Parallelize work in Python with Asyncio

Say we have a large amount of I/O-bound tasks (eg. network requests) which we want to run.

We don't really care about what order we get results back in, but we want to make requests in parallel, in order to speed things up.

A good candidate for doing this in Python is asynchronous code, using coroutines and the asyncio module.

Desired interface

We would like to have a resusable function taking an action and an iterable, and returning an iterable with the results:

async def parallelize[T](
    action: Callable[..., Coroutine[None, None, T]],
    argslist: Iterable[Iterable[Any]] | AsyncIterable[Iterable[Any]],
    numworkers: int,
) -> AsyncIterable[T]:
    pass

Usage example:


# List of URLs we want to retrieve
urls = [ ... ]

async with aiohttp.ClientSession() as session:

    async def action(url):
        async with session.get(url) as resp:
            await resp.read()
            return resp

    async for resp in parallelize(action, urls, numworkers=100):
        print(f"{resp.status} {resp.url}")
        if resp.ok:
            print(await resp.text())

Implementation

The main entry point is the parallelize() function we've seen earlier.

It spawns a predefined amount of "workers" as asyncio tasks, connecting them to an input and an output Queue, and providing them with the action function to call on each set of arguments.

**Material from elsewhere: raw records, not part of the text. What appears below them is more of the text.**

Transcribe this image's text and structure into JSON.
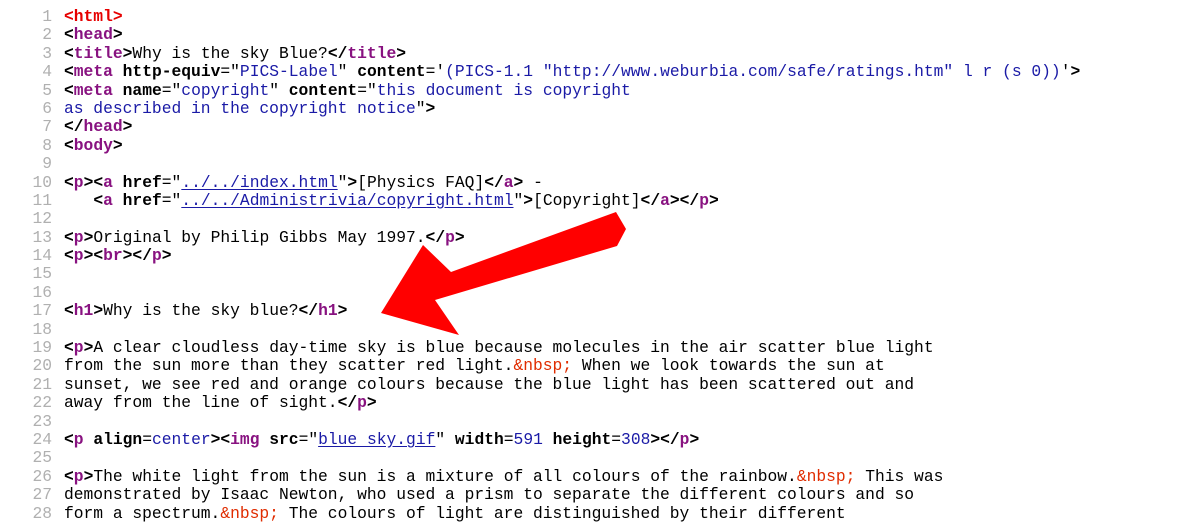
{
  "viewer": {
    "type": "view-source",
    "accent_colors": {
      "root_tag": "#e60000",
      "tag": "#881280",
      "attribute_value": "#1a1aa6",
      "entity": "#e02c00",
      "line_number": "#b0b0b0",
      "annotation_arrow": "#ff0000"
    }
  },
  "annotation": {
    "type": "arrow",
    "color": "#ff0000",
    "points_to": "line 17: <h1>Why is the sky blue?</h1>"
  },
  "lines": [
    {
      "n": "1",
      "tokens": [
        [
          "tag-root",
          "<html>"
        ]
      ]
    },
    {
      "n": "2",
      "tokens": [
        [
          "punct",
          "<"
        ],
        [
          "tag",
          "head"
        ],
        [
          "punct",
          ">"
        ]
      ]
    },
    {
      "n": "3",
      "tokens": [
        [
          "punct",
          "<"
        ],
        [
          "tag",
          "title"
        ],
        [
          "punct",
          ">"
        ],
        [
          "txt",
          "Why is the sky Blue?"
        ],
        [
          "punct",
          "</"
        ],
        [
          "tag",
          "title"
        ],
        [
          "punct",
          ">"
        ]
      ]
    },
    {
      "n": "4",
      "tokens": [
        [
          "punct",
          "<"
        ],
        [
          "tag",
          "meta"
        ],
        [
          "txt",
          " "
        ],
        [
          "attr",
          "http-equiv"
        ],
        [
          "txt",
          "=\""
        ],
        [
          "val",
          "PICS-Label"
        ],
        [
          "txt",
          "\" "
        ],
        [
          "attr",
          "content"
        ],
        [
          "txt",
          "='"
        ],
        [
          "val",
          "(PICS-1.1 \"http://www.weburbia.com/safe/ratings.htm\" l r (s 0))"
        ],
        [
          "txt",
          "'"
        ],
        [
          "punct",
          ">"
        ]
      ]
    },
    {
      "n": "5",
      "tokens": [
        [
          "punct",
          "<"
        ],
        [
          "tag",
          "meta"
        ],
        [
          "txt",
          " "
        ],
        [
          "attr",
          "name"
        ],
        [
          "txt",
          "=\""
        ],
        [
          "val",
          "copyright"
        ],
        [
          "txt",
          "\" "
        ],
        [
          "attr",
          "content"
        ],
        [
          "txt",
          "=\""
        ],
        [
          "val",
          "this document is copyright"
        ]
      ]
    },
    {
      "n": "6",
      "tokens": [
        [
          "val",
          "as described in the copyright notice"
        ],
        [
          "txt",
          "\""
        ],
        [
          "punct",
          ">"
        ]
      ]
    },
    {
      "n": "7",
      "tokens": [
        [
          "punct",
          "</"
        ],
        [
          "tag",
          "head"
        ],
        [
          "punct",
          ">"
        ]
      ]
    },
    {
      "n": "8",
      "tokens": [
        [
          "punct",
          "<"
        ],
        [
          "tag",
          "body"
        ],
        [
          "punct",
          ">"
        ]
      ]
    },
    {
      "n": "9",
      "tokens": []
    },
    {
      "n": "10",
      "tokens": [
        [
          "punct",
          "<"
        ],
        [
          "tag",
          "p"
        ],
        [
          "punct",
          "><"
        ],
        [
          "tag",
          "a"
        ],
        [
          "txt",
          " "
        ],
        [
          "attr",
          "href"
        ],
        [
          "txt",
          "=\""
        ],
        [
          "link",
          "../../index.html"
        ],
        [
          "txt",
          "\""
        ],
        [
          "punct",
          ">"
        ],
        [
          "txt",
          "[Physics FAQ]"
        ],
        [
          "punct",
          "</"
        ],
        [
          "tag",
          "a"
        ],
        [
          "punct",
          ">"
        ],
        [
          "txt",
          " -"
        ]
      ]
    },
    {
      "n": "11",
      "tokens": [
        [
          "txt",
          "   "
        ],
        [
          "punct",
          "<"
        ],
        [
          "tag",
          "a"
        ],
        [
          "txt",
          " "
        ],
        [
          "attr",
          "href"
        ],
        [
          "txt",
          "=\""
        ],
        [
          "link",
          "../../Administrivia/copyright.html"
        ],
        [
          "txt",
          "\""
        ],
        [
          "punct",
          ">"
        ],
        [
          "txt",
          "[Copyright]"
        ],
        [
          "punct",
          "</"
        ],
        [
          "tag",
          "a"
        ],
        [
          "punct",
          "></"
        ],
        [
          "tag",
          "p"
        ],
        [
          "punct",
          ">"
        ]
      ]
    },
    {
      "n": "12",
      "tokens": []
    },
    {
      "n": "13",
      "tokens": [
        [
          "punct",
          "<"
        ],
        [
          "tag",
          "p"
        ],
        [
          "punct",
          ">"
        ],
        [
          "txt",
          "Original by Philip Gibbs May 1997."
        ],
        [
          "punct",
          "</"
        ],
        [
          "tag",
          "p"
        ],
        [
          "punct",
          ">"
        ]
      ]
    },
    {
      "n": "14",
      "tokens": [
        [
          "punct",
          "<"
        ],
        [
          "tag",
          "p"
        ],
        [
          "punct",
          "><"
        ],
        [
          "tag",
          "br"
        ],
        [
          "punct",
          "></"
        ],
        [
          "tag",
          "p"
        ],
        [
          "punct",
          ">"
        ]
      ]
    },
    {
      "n": "15",
      "tokens": []
    },
    {
      "n": "16",
      "tokens": []
    },
    {
      "n": "17",
      "tokens": [
        [
          "punct",
          "<"
        ],
        [
          "tag",
          "h1"
        ],
        [
          "punct",
          ">"
        ],
        [
          "txt",
          "Why is the sky blue?"
        ],
        [
          "punct",
          "</"
        ],
        [
          "tag",
          "h1"
        ],
        [
          "punct",
          ">"
        ]
      ]
    },
    {
      "n": "18",
      "tokens": []
    },
    {
      "n": "19",
      "tokens": [
        [
          "punct",
          "<"
        ],
        [
          "tag",
          "p"
        ],
        [
          "punct",
          ">"
        ],
        [
          "txt",
          "A clear cloudless day-time sky is blue because molecules in the air scatter blue light"
        ]
      ]
    },
    {
      "n": "20",
      "tokens": [
        [
          "txt",
          "from the sun more than they scatter red light."
        ],
        [
          "entity",
          "&nbsp;"
        ],
        [
          "txt",
          " When we look towards the sun at"
        ]
      ]
    },
    {
      "n": "21",
      "tokens": [
        [
          "txt",
          "sunset, we see red and orange colours because the blue light has been scattered out and"
        ]
      ]
    },
    {
      "n": "22",
      "tokens": [
        [
          "txt",
          "away from the line of sight."
        ],
        [
          "punct",
          "</"
        ],
        [
          "tag",
          "p"
        ],
        [
          "punct",
          ">"
        ]
      ]
    },
    {
      "n": "23",
      "tokens": []
    },
    {
      "n": "24",
      "tokens": [
        [
          "punct",
          "<"
        ],
        [
          "tag",
          "p"
        ],
        [
          "txt",
          " "
        ],
        [
          "attr",
          "align"
        ],
        [
          "txt",
          "="
        ],
        [
          "val",
          "center"
        ],
        [
          "punct",
          "><"
        ],
        [
          "tag",
          "img"
        ],
        [
          "txt",
          " "
        ],
        [
          "attr",
          "src"
        ],
        [
          "txt",
          "=\""
        ],
        [
          "link",
          "blue sky.gif"
        ],
        [
          "txt",
          "\" "
        ],
        [
          "attr",
          "width"
        ],
        [
          "txt",
          "="
        ],
        [
          "val",
          "591"
        ],
        [
          "txt",
          " "
        ],
        [
          "attr",
          "height"
        ],
        [
          "txt",
          "="
        ],
        [
          "val",
          "308"
        ],
        [
          "punct",
          "></"
        ],
        [
          "tag",
          "p"
        ],
        [
          "punct",
          ">"
        ]
      ]
    },
    {
      "n": "25",
      "tokens": []
    },
    {
      "n": "26",
      "tokens": [
        [
          "punct",
          "<"
        ],
        [
          "tag",
          "p"
        ],
        [
          "punct",
          ">"
        ],
        [
          "txt",
          "The white light from the sun is a mixture of all colours of the rainbow."
        ],
        [
          "entity",
          "&nbsp;"
        ],
        [
          "txt",
          " This was"
        ]
      ]
    },
    {
      "n": "27",
      "tokens": [
        [
          "txt",
          "demonstrated by Isaac Newton, who used a prism to separate the different colours and so"
        ]
      ]
    },
    {
      "n": "28",
      "tokens": [
        [
          "txt",
          "form a spectrum."
        ],
        [
          "entity",
          "&nbsp;"
        ],
        [
          "txt",
          " The colours of light are distinguished by their different"
        ]
      ]
    }
  ]
}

It then watches the queues, continuously yielding results until all the input items have been processed.

async def parallelize[T](
    action: Callable[..., Coroutine[None, None, T]],
    argslist: Iterable[Iterable[Any]] | AsyncIterable[Iterable[Any]],
    numworkers: int,
) -> AsyncIterable[T]:

    inqueue = asyncio.Queue(maxsize=numworkers)
    outqueue = asyncio.Queue()

    tasks = []
    for worker_id in range(numworkers):
        task = asyncio.create_task(worker(worker_id, inqueue, outqueue, action))
        tasks.append(task)

    loader_task = asyncio.create_task(queue_loader(inqueue, argslist))

    while (
        (not loader_task.done())
        or (inqueue._unfinished_tasks > 0)  # HACK
        or (outqueue._unfinished_tasks > 0)  # HACK
    ):
        result = await outqueue.get()
        yield result
        outqueue.task_done()

    for task in tasks:
        task.cancel()

    await asyncio.gather(*tasks, return_exceptions=True)

The worker task

The worker coroutine simply listens on the input queue, executing actions on each set of input arguments, and putting the results back in the output queue:

async def worker(
    worker_id: int,
    inqueue: asyncio.Queue,
    outqueue: asyncio.Queue,
    action: Callable[..., Coroutine],
):
    while True:
        args = await inqueue.get()
        result = await action(*args)
        outqueue.put_nowait(result)
        inqueue.task_done()

Loading the input queue

We could just pre-load the queue before starting the workers, but that could use a significant amount of memory, depending on how input arguments are generated.

For example, the input iterable might actually be a generator, generating millions or billions of URLs to be crawled, so we don't want to store them in memory all at once.

A more clever way is to use a function to obtain new items and append them to the input queue only as items from the queue get depleted:

async def queue_loader(queue: asyncio.Queue, items: AsyncIterable | Iterable):
    if not isinstance(items, AsyncIterable):
        items = make_aiter(items)
    async for item in items:
        await queue.put(item)  # this blocks when the queue is full


async def make_aiter(items: Iterable) -> AsyncIterable:
    for item in items:
        yield item

The make_aiter() function is just for convenience, so we can indifferently pass either a regular iterable (including a list), or an async iterable.